Oh please. If there is a new exploit now every 30 days or so, it would be every hundred years or so at 1000x.
And the second llm is running on the same basic principles as the first, so it might be 2 or 4 times harder, but it's unlikely to be 1000x. But here we are.
You're welcome to prove me wrong, but I expect if this problem was as easy to solve as you seem to think, it would be more solved by now.
Moving goalposts, you are the one who said even 1000x would not matter.
The second one does not run on the same principles, and the same exploits would not work against it, e g. it does not accept user commands, it uses different training data, maybe a different architecture even.
You need a prompt that not only exploits two completely different models, but exploits them both at the same time. Claiming that is a 2x increase in difficulty is absurd.
1st, I didn't just say 1000x harder is still easy, I said 10 or 1000x would still be easy compared to multiple different jailbreaks on this thread, a reference to your saying it would be "orders of magnitude harder"
2nd, the difficulty of seeing the system prompt being 1000x harder only makes it take 1000x longer of the difficulty is the only and biggest bottleneck
3rd, if they are both LLMs they are both running on the principles of an LLM, so the techniques that tend to work against them will be similar
4th, the second LLM doesn't need to be broken to the extent that it reveals its system prompt, just to be confused enough to return a false negative.
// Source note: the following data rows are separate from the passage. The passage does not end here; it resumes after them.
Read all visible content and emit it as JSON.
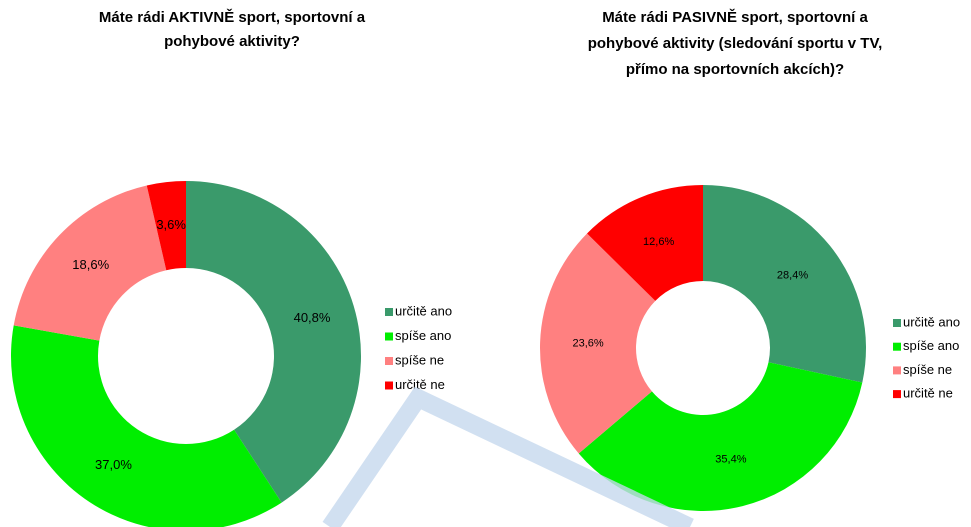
{
  "chart_data": [
    {
      "type": "donut",
      "title": [
        "Máte rádi AKTIVNĚ sport, sportovní a",
        "pohybové aktivity?"
      ],
      "categories": [
        "určitě ano",
        "spíše ano",
        "spíše ne",
        "určitě ne"
      ],
      "values": [
        40.8,
        37.0,
        18.6,
        3.6
      ],
      "value_labels": [
        "40,8%",
        "37,0%",
        "18,6%",
        "3,6%"
      ],
      "colors": [
        "#3a9a6b",
        "#00ee00",
        "#ff8080",
        "#ff0000"
      ],
      "legend": "right"
    },
    {
      "type": "donut",
      "title": [
        "Máte rádi PASIVNĚ sport, sportovní a",
        "pohybové aktivity (sledování sportu v TV,",
        "přímo na sportovních akcích)?"
      ],
      "categories": [
        "určitě ano",
        "spíše ano",
        "spíše ne",
        "určitě ne"
      ],
      "values": [
        28.4,
        35.4,
        23.6,
        12.6
      ],
      "value_labels": [
        "28,4%",
        "35,4%",
        "23,6%",
        "12,6%"
      ],
      "colors": [
        "#3a9a6b",
        "#00ee00",
        "#ff8080",
        "#ff0000"
      ],
      "legend": "right"
    }
  ]
}
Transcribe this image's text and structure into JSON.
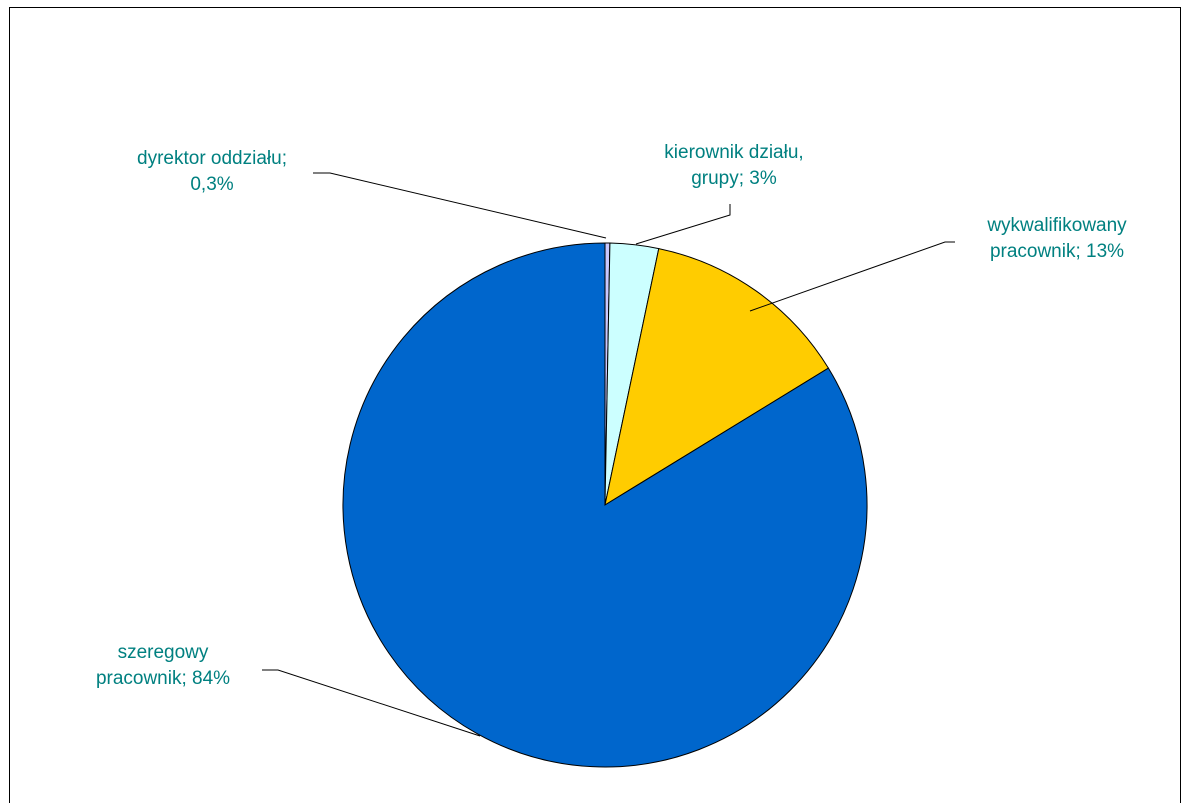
{
  "chart_data": {
    "type": "pie",
    "slices": [
      {
        "label_line1": "dyrektor oddziału;",
        "label_line2": "0,3%",
        "value": 0.3,
        "color": "#C8C8FF"
      },
      {
        "label_line1": "kierownik działu,",
        "label_line2": "grupy; 3%",
        "value": 3,
        "color": "#CCFFFF"
      },
      {
        "label_line1": "wykwalifikowany",
        "label_line2": "pracownik; 13%",
        "value": 13,
        "color": "#FFCC00"
      },
      {
        "label_line1": "szeregowy",
        "label_line2": "pracownik; 84%",
        "value": 84,
        "color": "#0066CC"
      }
    ],
    "label_color": "#008080"
  }
}
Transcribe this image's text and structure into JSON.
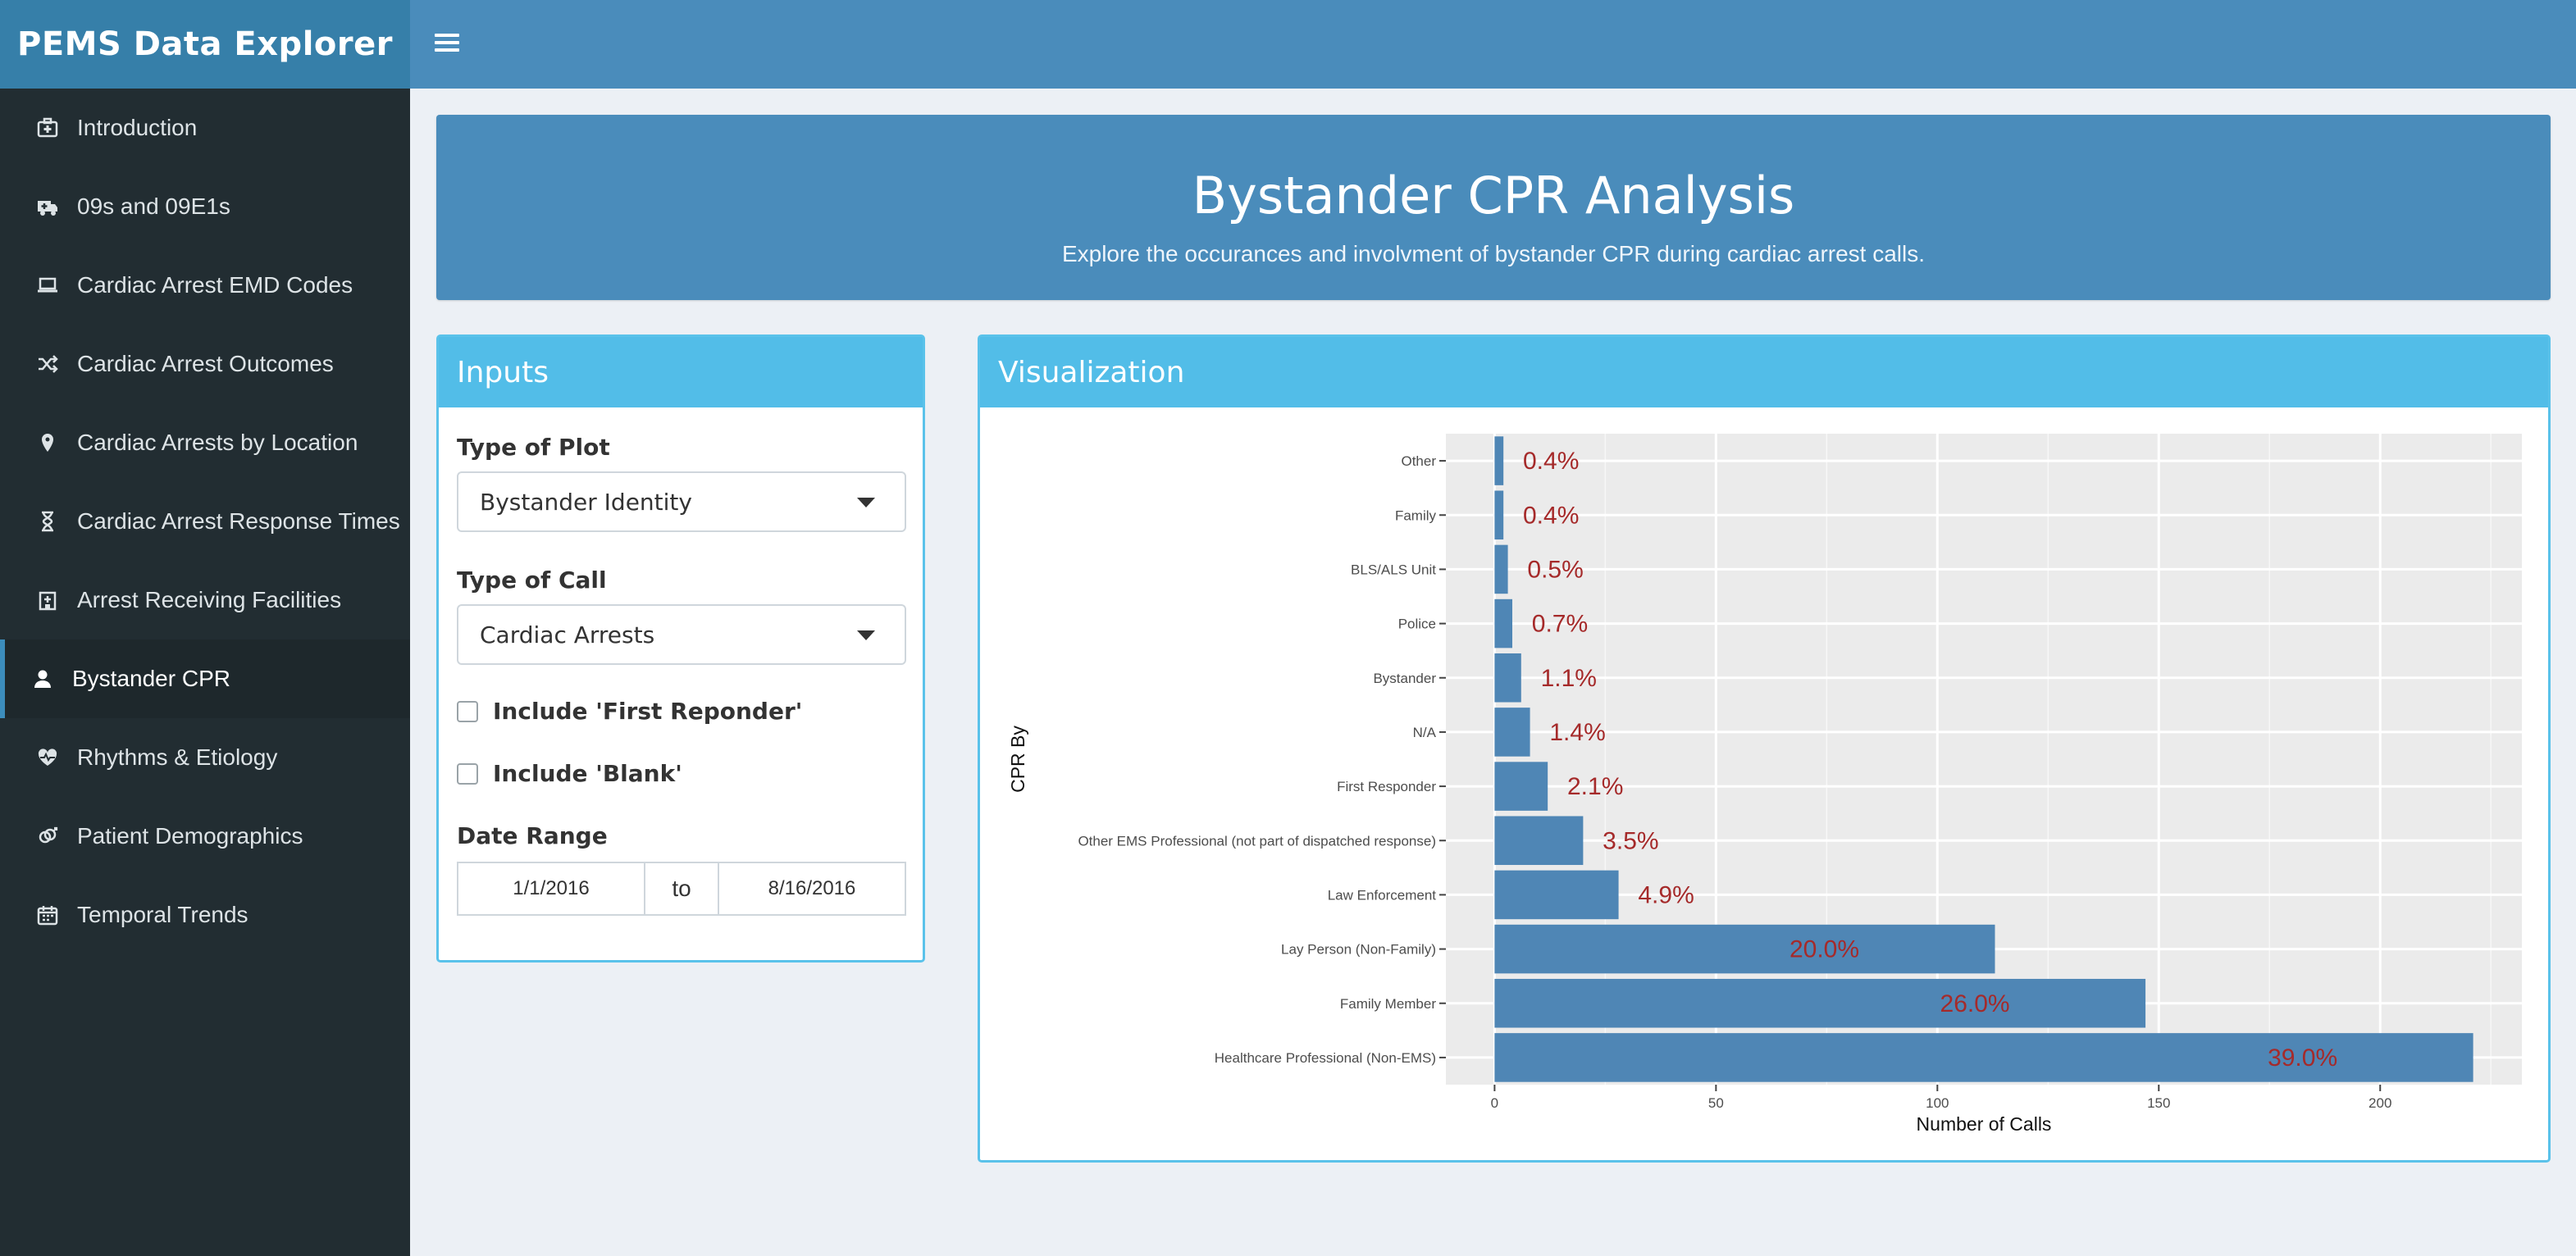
{
  "app": {
    "title": "PEMS Data Explorer"
  },
  "sidebar": {
    "items": [
      {
        "label": "Introduction",
        "icon": "first-aid-kit-icon"
      },
      {
        "label": "09s and 09E1s",
        "icon": "ambulance-icon"
      },
      {
        "label": "Cardiac Arrest EMD Codes",
        "icon": "laptop-icon"
      },
      {
        "label": "Cardiac Arrest Outcomes",
        "icon": "shuffle-icon"
      },
      {
        "label": "Cardiac Arrests by Location",
        "icon": "map-marker-icon"
      },
      {
        "label": "Cardiac Arrest Response Times",
        "icon": "hourglass-icon"
      },
      {
        "label": "Arrest Receiving Facilities",
        "icon": "hospital-icon"
      },
      {
        "label": "Bystander CPR",
        "icon": "user-icon",
        "active": true
      },
      {
        "label": "Rhythms & Etiology",
        "icon": "heartbeat-icon"
      },
      {
        "label": "Patient Demographics",
        "icon": "gender-icon"
      },
      {
        "label": "Temporal Trends",
        "icon": "calendar-icon"
      }
    ]
  },
  "hero": {
    "title": "Bystander CPR Analysis",
    "subtitle": "Explore the occurances and involvment of bystander CPR during cardiac arrest calls."
  },
  "inputs": {
    "header": "Inputs",
    "plot_type_label": "Type of Plot",
    "plot_type_value": "Bystander Identity",
    "call_type_label": "Type of Call",
    "call_type_value": "Cardiac Arrests",
    "include_first_responder": "Include 'First Reponder'",
    "include_blank": "Include 'Blank'",
    "date_range_label": "Date Range",
    "date_start": "1/1/2016",
    "date_sep": "to",
    "date_end": "8/16/2016"
  },
  "visualization": {
    "header": "Visualization"
  },
  "colors": {
    "bar": "#4f86b5",
    "label": "#a52a2a",
    "panel": "#ebebeb",
    "accent": "#52bde8"
  },
  "chart_data": {
    "type": "bar",
    "orientation": "horizontal",
    "xlabel": "Number of Calls",
    "ylabel": "CPR By",
    "xlim": [
      -11,
      232
    ],
    "xticks": [
      0,
      50,
      100,
      150,
      200
    ],
    "categories": [
      "Other",
      "Family",
      "BLS/ALS Unit",
      "Police",
      "Bystander",
      "N/A",
      "First Responder",
      "Other EMS Professional (not part of dispatched response)",
      "Law Enforcement",
      "Lay Person (Non-Family)",
      "Family Member",
      "Healthcare Professional (Non-EMS)"
    ],
    "values": [
      2,
      2,
      3,
      4,
      6,
      8,
      12,
      20,
      28,
      113,
      147,
      221
    ],
    "labels": [
      "0.4%",
      "0.4%",
      "0.5%",
      "0.7%",
      "1.1%",
      "1.4%",
      "2.1%",
      "3.5%",
      "4.9%",
      "20.0%",
      "26.0%",
      "39.0%"
    ],
    "grid": true
  }
}
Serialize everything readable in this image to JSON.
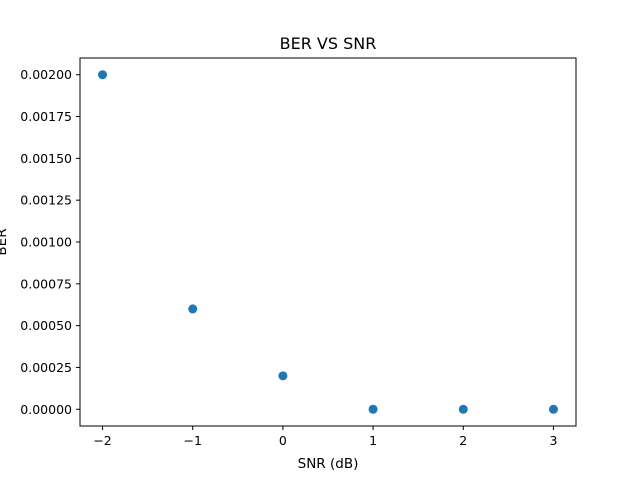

Obviously the 2nd LLM does not need to reveal the prompt. But you still need an exploit to make it both not recognize the prompt as being suspicious, AND not recognize the system prompt being on the output. Neither of those are trivial alone, in combination again an order of magnitude more difficult. And then the same exploit of course needs to actually trick the 1st LLM. That's one pompt that needs to succeed in exploiting 3 different things.
LLM litetslly just means "large language model". What is this supposed principles that underly these models that cause them to be susceptible to the same exploits?